Streit wegen Lappalie eskaliert: Brüder verpassen Polizisten Schläge und Tritte

Neuss - Die Polizei in Neuss ist bei einem Einsatz wegen eines Streits massiv von zwei Brüdern attackiert worden. Ein Beamter war nach dem Angriff nicht mehr dienstfähig.

Die Polizei in Neuss hat am Dienstag zwei Brüder in Gewahrsam genommen, die Beamte mit Tritten und Schlägen verletzt hatten. (Symbolbild)
Die Polizei in Neuss hat am Dienstag zwei Brüder in Gewahrsam genommen, die Beamte mit Tritten und Schlägen verletzt hatten. (Symbolbild)  © Heiko Kueverling/123RF

Ein Sprecher der Polizei erklärte, dass die Ordnungshüter am Dienstagnachmittag gegen 16 Uhr zu dem Einsatz an der Straße "Am Reuschenberger Markt" gerufen worden sind.
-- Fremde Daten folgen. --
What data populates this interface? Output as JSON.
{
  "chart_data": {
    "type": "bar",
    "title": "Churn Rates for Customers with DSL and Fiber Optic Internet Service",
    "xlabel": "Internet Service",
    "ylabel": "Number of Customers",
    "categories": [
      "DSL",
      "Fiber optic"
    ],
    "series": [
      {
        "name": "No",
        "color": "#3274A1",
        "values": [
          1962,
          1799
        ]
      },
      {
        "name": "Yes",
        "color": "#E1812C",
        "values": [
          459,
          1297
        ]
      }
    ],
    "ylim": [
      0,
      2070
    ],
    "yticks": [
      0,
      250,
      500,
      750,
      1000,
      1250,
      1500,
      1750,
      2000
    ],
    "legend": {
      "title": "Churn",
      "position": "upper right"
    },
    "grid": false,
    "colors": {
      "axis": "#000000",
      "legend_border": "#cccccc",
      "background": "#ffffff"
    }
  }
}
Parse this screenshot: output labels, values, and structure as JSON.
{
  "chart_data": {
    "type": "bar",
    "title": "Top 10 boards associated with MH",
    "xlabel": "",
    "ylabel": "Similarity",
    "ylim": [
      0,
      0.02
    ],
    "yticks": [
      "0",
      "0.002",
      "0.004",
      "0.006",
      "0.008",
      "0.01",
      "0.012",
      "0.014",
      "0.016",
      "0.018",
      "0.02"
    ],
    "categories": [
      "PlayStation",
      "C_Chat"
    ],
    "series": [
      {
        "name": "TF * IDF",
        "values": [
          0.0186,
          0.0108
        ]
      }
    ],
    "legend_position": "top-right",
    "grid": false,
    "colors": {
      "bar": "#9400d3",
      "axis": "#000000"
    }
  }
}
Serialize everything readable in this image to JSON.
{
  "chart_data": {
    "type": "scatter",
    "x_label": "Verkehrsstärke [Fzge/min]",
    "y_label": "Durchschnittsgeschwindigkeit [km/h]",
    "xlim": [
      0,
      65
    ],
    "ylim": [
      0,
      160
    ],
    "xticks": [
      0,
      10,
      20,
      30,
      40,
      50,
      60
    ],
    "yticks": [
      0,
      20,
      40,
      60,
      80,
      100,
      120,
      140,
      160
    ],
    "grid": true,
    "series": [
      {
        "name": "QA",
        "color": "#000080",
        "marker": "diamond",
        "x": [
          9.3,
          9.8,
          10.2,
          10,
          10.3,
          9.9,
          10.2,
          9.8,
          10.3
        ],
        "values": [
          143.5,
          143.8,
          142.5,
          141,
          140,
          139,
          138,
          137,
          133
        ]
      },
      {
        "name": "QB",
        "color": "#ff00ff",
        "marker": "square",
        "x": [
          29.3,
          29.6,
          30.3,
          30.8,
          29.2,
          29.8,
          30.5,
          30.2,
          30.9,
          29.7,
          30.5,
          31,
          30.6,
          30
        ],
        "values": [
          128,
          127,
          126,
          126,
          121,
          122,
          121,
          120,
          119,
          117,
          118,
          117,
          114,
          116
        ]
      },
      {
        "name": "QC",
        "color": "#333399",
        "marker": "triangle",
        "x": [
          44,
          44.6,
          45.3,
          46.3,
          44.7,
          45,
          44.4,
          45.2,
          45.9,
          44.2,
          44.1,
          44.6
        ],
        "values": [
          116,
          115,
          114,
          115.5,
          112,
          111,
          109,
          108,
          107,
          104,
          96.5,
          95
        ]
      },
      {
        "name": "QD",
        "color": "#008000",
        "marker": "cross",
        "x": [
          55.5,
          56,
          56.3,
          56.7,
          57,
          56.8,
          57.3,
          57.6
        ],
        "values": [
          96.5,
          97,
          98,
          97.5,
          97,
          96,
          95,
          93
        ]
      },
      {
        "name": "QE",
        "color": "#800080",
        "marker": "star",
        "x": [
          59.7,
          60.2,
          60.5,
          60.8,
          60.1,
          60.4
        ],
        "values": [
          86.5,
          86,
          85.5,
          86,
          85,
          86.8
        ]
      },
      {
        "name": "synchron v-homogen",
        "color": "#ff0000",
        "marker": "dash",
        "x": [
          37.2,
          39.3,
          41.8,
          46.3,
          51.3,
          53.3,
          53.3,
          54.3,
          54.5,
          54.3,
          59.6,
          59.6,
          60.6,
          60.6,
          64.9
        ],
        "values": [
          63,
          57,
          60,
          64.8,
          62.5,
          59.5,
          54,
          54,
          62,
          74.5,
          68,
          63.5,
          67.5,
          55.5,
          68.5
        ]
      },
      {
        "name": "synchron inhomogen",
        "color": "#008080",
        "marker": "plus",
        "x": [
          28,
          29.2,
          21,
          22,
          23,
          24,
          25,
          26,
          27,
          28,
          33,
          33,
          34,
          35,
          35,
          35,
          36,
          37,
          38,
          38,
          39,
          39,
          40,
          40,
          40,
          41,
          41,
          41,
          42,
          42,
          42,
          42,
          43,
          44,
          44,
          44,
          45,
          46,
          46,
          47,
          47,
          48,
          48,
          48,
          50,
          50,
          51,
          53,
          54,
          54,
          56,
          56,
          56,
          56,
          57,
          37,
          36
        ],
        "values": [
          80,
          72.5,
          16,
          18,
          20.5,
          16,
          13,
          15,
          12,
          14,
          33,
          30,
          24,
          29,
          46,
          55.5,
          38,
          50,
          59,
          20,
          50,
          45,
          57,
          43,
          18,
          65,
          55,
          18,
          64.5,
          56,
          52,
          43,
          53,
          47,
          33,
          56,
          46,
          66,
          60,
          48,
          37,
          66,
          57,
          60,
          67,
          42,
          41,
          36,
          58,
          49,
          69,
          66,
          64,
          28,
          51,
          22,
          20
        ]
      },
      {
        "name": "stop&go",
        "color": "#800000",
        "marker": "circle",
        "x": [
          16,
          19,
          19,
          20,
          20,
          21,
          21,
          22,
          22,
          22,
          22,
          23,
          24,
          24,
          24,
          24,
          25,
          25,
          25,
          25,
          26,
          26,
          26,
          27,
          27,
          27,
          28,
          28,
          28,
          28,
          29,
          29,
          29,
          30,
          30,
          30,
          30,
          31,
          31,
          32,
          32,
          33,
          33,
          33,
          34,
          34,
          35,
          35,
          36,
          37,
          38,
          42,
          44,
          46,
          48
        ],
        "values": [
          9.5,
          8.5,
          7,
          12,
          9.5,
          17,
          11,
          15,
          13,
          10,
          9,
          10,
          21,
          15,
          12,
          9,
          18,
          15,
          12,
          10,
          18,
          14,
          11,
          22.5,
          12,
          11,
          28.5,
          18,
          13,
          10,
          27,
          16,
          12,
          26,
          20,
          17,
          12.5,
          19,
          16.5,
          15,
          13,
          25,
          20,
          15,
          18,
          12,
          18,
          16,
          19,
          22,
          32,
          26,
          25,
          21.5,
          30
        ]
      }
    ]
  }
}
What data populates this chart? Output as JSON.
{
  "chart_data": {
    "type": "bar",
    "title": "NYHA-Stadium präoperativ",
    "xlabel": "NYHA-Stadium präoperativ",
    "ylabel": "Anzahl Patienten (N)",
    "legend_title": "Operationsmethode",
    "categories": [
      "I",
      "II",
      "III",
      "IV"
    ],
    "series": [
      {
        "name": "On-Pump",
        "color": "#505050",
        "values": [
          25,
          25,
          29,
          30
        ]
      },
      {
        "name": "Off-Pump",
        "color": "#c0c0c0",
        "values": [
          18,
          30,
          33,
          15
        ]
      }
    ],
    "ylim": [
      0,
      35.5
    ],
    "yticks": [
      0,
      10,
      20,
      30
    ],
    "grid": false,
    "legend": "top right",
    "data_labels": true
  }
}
Auf dem Parkplatz eines Supermarkts waren dort mehrere Personen in einen Streit geraten. Auslöser für die Auseinandersetzung war den Angaben zufolge eine Frau, die von einem Mann beschuldigt wurde, sich gegen dessen Auto gelehnt zu haben.

Die Kontrahenten beleidigten und bedrohten sich abwechselnd, während der Halter des Wagens Unterstützung von seinem Bruder bekam.

Wegen Spielplatz-Lärm: Mann will Kinder zur Rede stellen, dann rastet er aus
Polizeimeldungen Wegen Spielplatz-Lärm: Mann will Kinder zur Rede stellen, dann rastet er aus

Weil sich die Brüder auch gegenüber der Polizei "äußerst aggressiv" verhielten, forderten die Beamten Verstärkung an. Die Situation vor Ort spitzte sich derweil weiter zu, bis es schließlich auch zu "erheblichen Beleidigungen gegenüber den Einsatzkräften" kam, wie es hieß.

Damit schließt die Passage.